Have you ever been surprised why we wake up in the morning even if the alarm clock is off and there are no extraneous noises? To study the mechanism of a kind of “miracle of nature” took specialists from the Salk Institute for Biological Studies. They dismantled the biological clock by a small screw and revealed a completely new component of their device – the gene responsible for starting our internal alarm clock.
“Our body is essentially a collection of watches,” boldly states Satchindananda Panda, associate professor at the Salk Institute’s Normative Biological Laboratory. In September this year, together with his colleagues, he published a report in the journal Nauka, in which he explained in detail how the KDM5A gene encodes the JARID1a protein, which serves as the activation switch for biochemical processes that support our circadian rhythm.
Let’s try to figure it out. The daily cycle of sleep and wakefulness is controlled by special molecular mechanisms. One of the central links in the process was the PERIOD protein (PER). The number of PER proteins in any of our cells rises and falls rhythmically every 24 hours. As a result, the level of this substance is used by the body as an indicator of the time of day and, by the way, it is PER that dictates to us when to sleep, and when to stay awake. The amount of protein progressively increases during the day, reaching its peak in the evening. At this moment, the concentration of PERIOD in the cells is so high that it activates the work of two genes: CLOCK and BMAL1. After this, the protein level in the body begins to decline rapidly. Along with it, various biological systems slow down their work: blood pressure drops, heart rate and brain activity decrease. Until now, it remained unclear how each morning the protein level rises again, activating the body. Scientists from the Salk Institute for Biological Research just answered this question by presenting a new type of enzyme, JARID1a, to the audience. Its appearance is a kind of “horn call” for cells and organs that should “wake up” at dawn. Fruit flies and mice, whose cells were genetically modified in such a way that JARID1a products were blocked, literally lost track of time: they did not know when to sleep, and when to stay awake, they often and briefly dozed both day and night. The level of PER protein in them was constantly maintained at low positions. Thus, Satchindananda Panda and colleagues found that every morning, JARID1a reactivates the CLOCK and BMAL1 genes by increasing the level of PER protein.
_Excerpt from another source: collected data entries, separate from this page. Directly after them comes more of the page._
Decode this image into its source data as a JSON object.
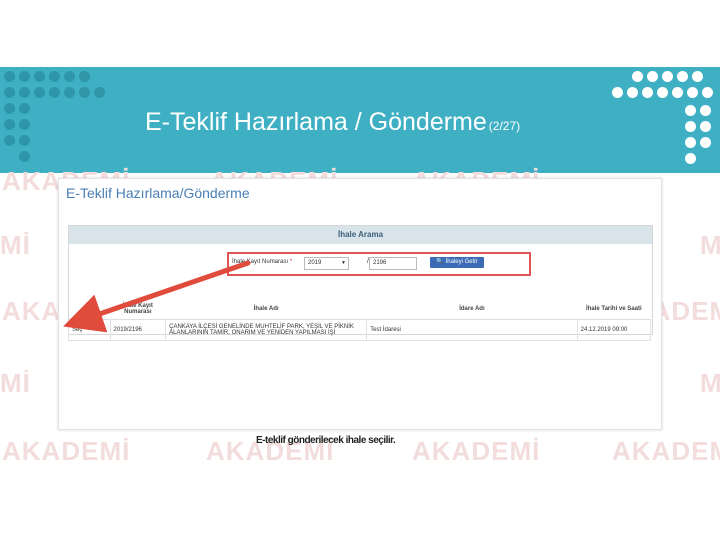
{
  "slide": {
    "title": "E-Teklif Hazırlama /  Gönderme",
    "page": "(2/27)",
    "caption": "E-teklif gönderilecek ihale seçilir."
  },
  "watermark": {
    "text": "AKADEMİ",
    "small": "Mİ"
  },
  "screen": {
    "title": "E-Teklif Hazırlama/Gönderme",
    "badge": "?",
    "panel_title": "İhale Arama",
    "search": {
      "label": "İhale Kayıt Numarası",
      "required_mark": "*",
      "year": "2019",
      "separator": "/",
      "number": "2196",
      "button": "İhaleyi Getir"
    },
    "table": {
      "headers": [
        "",
        "İhale Kayıt Numarası",
        "İhale Adı",
        "İdare Adı",
        "İhale Tarihi ve Saati"
      ],
      "rows": [
        {
          "action": "Seç",
          "ikn": "2019/2196",
          "name": "ÇANKAYA İLÇESİ GENELİNDE MUHTELİF PARK, YEŞİL VE PİKNİK ALANLARININ TAMİR, ONARIM VE YENİDEN YAPILMASI İŞİ",
          "admin": "Test İdaresi",
          "date": "24.12.2019 09:00"
        }
      ]
    }
  },
  "colors": {
    "banner": "#3fb0c4",
    "highlight": "#e05555",
    "button": "#3d6cb7"
  }
}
Scientific value . Now that the scientists have managed to understand why we wake up every day, they can continue their research by trying to calculate the role of JARID1a in sleep disorders and the occurrence of chronic diseases. The new gene can be used as a target for drugs. An interesting solution to the problem of insomnia in the elderly. Obviously, the biological clock “gets lost” with age, but the mechanisms of this process until recently remained unexplored.
The discovery of the activating enzyme has been scientifically proven: 24-hour work shifts (for example, for nurses and emergency personnel) disrupt normal sleep and wake cycles, increasing the risk of a number of diseases. The fact is that complete metabolic cell cycles are fundamental for the adequate functioning of genetic mechanisms that control, including cell growth and division, which is especially important in the development of cancer.
The cellular mechanisms of diabetes , another chronic disease, are also associated with metabolic cycles and are controlled by a biological clock. For example, the conversion of sugars to fat usually occurs in healthy people only at certain times of the day, and in those with diabetes, such transformations are likely to occur all day.
Ultimately, the discovery of JARID1a could lead to new treatments for insomnia, cancer, diabetes, and other chronic diseases.